- Не пускай его туда, - шепнула Всеволоже Янина.
Боярин погрозил ей пальцем, а Евфимии кивнул.
- Я тотчас…
Ведалица бросилась вперёд, заслонила собою дверь, старик же, как дорогую игрушку, бережно убрал с дороги маленькую гостью и вышел.
Янина бросилась к Всеволоже.
- Говорила же, предначертанного не перечеркнуть!
Евфимия решительно последовала за Семёном Фёдоровичем. Мысль ещё у неё мелькнула: тихо впереди, стало быть, речь мирная, ложная тревога… Позади следовала Янина. Появился и челядинец в зипуне до колен, видимо, Авксентий.
Вдруг всех приковал к месту полный ненависти вопль Косого:
- Ты сгубил нашего отца! Ты злодей, крамольник! И… стук, будто уронили беркушку ржи.
- Кто вы, боярышни? Что там сталось? - лепетал Авксентий позади.
Стоя в дверях, Евфимия видела только часть сеней: стену, где висел рогатый оскард, противоположные двери, в коих мелькнул испуганный лик Дмитрия Шемяки. Васёныш показался спиной, когда покидал с братом Набережные сени.

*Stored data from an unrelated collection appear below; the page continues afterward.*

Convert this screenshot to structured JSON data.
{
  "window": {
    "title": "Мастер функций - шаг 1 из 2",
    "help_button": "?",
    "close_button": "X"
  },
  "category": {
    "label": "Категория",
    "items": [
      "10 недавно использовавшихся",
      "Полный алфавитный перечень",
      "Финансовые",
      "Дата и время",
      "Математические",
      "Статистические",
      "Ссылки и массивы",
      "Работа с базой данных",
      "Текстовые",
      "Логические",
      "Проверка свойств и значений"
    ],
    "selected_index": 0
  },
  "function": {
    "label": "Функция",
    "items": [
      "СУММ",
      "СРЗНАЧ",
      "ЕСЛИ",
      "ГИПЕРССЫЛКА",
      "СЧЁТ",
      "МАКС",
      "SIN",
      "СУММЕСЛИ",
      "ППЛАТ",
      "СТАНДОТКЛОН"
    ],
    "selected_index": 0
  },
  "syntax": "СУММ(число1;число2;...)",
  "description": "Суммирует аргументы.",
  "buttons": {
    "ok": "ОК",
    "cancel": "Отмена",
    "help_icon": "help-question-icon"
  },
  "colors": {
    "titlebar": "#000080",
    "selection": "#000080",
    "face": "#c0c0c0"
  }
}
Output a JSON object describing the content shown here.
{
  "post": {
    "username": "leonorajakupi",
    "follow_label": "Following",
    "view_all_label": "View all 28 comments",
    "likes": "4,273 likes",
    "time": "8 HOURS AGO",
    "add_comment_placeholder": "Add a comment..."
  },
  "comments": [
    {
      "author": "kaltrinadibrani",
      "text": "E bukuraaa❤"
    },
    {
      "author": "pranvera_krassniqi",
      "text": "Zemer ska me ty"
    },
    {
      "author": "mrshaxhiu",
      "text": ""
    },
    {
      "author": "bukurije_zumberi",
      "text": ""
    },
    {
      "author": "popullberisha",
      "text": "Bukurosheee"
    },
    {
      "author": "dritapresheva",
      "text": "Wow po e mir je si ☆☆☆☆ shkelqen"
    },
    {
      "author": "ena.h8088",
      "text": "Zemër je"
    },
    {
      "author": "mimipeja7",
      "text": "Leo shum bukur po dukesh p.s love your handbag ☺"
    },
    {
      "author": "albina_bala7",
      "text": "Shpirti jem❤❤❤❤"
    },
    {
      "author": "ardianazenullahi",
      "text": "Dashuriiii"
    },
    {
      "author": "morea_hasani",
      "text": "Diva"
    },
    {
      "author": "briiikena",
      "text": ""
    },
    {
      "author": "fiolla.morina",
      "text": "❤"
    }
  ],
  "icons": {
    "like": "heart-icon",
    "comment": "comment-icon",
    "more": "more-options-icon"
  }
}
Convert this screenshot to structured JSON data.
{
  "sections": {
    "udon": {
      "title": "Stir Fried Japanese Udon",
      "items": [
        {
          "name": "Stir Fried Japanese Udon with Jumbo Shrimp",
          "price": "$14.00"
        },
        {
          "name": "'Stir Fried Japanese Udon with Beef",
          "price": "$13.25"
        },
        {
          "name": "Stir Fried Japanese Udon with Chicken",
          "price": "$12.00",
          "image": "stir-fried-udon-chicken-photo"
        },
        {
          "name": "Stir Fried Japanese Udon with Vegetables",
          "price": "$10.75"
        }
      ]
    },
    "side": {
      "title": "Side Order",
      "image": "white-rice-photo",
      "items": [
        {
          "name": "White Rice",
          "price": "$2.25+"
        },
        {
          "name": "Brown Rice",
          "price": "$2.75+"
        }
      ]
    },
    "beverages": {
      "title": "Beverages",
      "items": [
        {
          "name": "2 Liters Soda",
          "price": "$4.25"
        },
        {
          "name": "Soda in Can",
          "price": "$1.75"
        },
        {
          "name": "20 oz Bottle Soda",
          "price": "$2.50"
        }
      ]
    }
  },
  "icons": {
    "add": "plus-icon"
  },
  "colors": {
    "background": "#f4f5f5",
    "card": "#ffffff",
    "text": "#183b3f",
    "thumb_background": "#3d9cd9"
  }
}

Евфимия не сразу вошла. Она стояла под впечатлением глаз Шемяки, встретившихся с её глазами. Потом увидела Морозова на полу с рассечённой грудью и услышала жалобный вой Авксентия:
- Лю-ю-ю-ди-и-и!
Янина деловито склонилась над телом и, удостоверившись, опрометью побежала из сеней, таща за собой боярышню.
- Погоди… Помощь не нужна ли? - упиралась Всеволожа.
- Мёртв он, мёртв!
Минуя низкую калитку со стороны заулка, куда месяц назад входила с Карионом, Евфимия схватила за плечо Янину.
- Отворена!
Тот самый страж, что их впускал, теперь исследовал калитку, то поднимая, то отводя фонарь.
- Думал, попритчилось, а въяве… Непрочный внутренний запор был сбит.
- Боярина убили, - сказала трепетавшая Янина. Старик выронил фонарь.
- Те двое, двое… Их кони были тут, в заулке! - причитал он, бежа к дому.
Евфимия со спутницей вернулись на усадьбу Всеволожей, когда стемнело. А темнеет летом поздно. Хоромы спали. Лишь отцово окно светилось. Дочь, постучав и получив соизволение, вошла. Иван Дмитрич оторвался от своих писаний.
- Не спишь?
- Ты тоже полуношничаешь, батюшка?
- Готовлюсь доложить заутро государю, как отвести беду…
- Не поздно ли? - И дочь, набрав полную грудь воздуха, оповестила: - Только что Шемяка и Косой убили Симеона Фёдорыча Морозова.
Полагья собирала вещи. Каждую называла вслух. А Евфимия заносила всё в длинный бумажный свиток, как имена в синодик. Кумганец доставлял коробья к подводам. Из открытого окна видно и слышно было, как новый конюший Олфёр Савёлов распоряжался каретниками и возницами, готовясь к длительному пути.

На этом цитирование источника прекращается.